Does every teenager need a wisdom teeth X-ray? +

No. We only take an OPG when there's a clinical reason — a symptom, something we can feel in the gum, or a clear need to plan ahead (for example, before orthodontic treatment). If your teenager's mouth looks healthy at their check-up and we have no concerns, we leave the X-ray alone.

Do all wisdom teeth have to come out? +

Not at all. If they come through upright, there's room for them, and your teenager can clean them properly, leaving them alone is a perfectly good plan. We see plenty of wisdom teeth that never cause a problem. It's the impacted or partially erupted ones that tend to earn their way out.

What warning signs should I watch for in my teenager? +

Soreness or swelling right at the back of the mouth, a bad taste or bad breath that won't shift, one-sided jaw pain, trouble opening wide, or a flare-up that settles and comes back a few weeks later. Any of those, book a check. Spreading facial swelling or fever is same-day.

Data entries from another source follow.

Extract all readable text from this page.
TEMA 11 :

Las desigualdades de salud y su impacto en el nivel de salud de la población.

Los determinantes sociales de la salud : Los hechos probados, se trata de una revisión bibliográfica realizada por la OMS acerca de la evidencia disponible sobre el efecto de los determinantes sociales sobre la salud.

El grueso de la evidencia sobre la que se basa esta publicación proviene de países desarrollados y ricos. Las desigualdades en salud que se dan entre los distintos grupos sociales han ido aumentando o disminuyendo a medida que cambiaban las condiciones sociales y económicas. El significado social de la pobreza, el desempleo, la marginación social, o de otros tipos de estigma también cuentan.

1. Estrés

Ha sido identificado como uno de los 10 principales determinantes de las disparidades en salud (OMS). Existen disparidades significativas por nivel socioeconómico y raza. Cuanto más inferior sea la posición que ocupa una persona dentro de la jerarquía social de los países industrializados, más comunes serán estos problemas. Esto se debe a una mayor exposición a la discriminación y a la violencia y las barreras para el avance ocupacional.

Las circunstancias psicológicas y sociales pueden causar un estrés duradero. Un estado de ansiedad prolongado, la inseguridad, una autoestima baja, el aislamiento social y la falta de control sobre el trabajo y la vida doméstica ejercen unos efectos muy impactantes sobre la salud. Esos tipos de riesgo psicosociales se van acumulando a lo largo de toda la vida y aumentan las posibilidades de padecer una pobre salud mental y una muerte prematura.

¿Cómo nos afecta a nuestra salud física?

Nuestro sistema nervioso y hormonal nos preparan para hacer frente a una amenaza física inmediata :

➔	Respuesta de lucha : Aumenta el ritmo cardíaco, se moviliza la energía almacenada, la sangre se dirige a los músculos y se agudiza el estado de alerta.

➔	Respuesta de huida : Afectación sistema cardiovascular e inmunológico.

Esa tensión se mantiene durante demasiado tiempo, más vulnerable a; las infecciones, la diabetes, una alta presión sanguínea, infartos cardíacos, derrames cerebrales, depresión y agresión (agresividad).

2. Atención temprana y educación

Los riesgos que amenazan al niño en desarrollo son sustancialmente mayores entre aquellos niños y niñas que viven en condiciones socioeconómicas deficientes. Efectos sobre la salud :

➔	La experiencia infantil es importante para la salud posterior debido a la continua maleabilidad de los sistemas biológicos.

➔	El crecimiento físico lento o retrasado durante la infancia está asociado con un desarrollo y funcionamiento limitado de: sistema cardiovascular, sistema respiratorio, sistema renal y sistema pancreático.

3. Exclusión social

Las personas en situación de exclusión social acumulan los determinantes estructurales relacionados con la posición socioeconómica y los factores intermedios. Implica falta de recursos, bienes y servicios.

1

How much does removal cost if it's needed? +

Our fee at Biltoft is $500 to $650 per tooth under local anaesthetic. We don't offer IV sedation or general anaesthetic in-house — if that's needed for a complex case, we refer on to a specialist oral surgeon and explain why. The exact cost for your teenager comes out of the consult.

Is it better to remove wisdom teeth earlier rather than later? +

If a tooth clearly needs to come out, younger patients generally recover a little more easily — the roots are often still partly formed and the bone is more forgiving. That's not a reason to take out healthy teeth, though. It's a reason not to put off removal once we've decided it's warranted.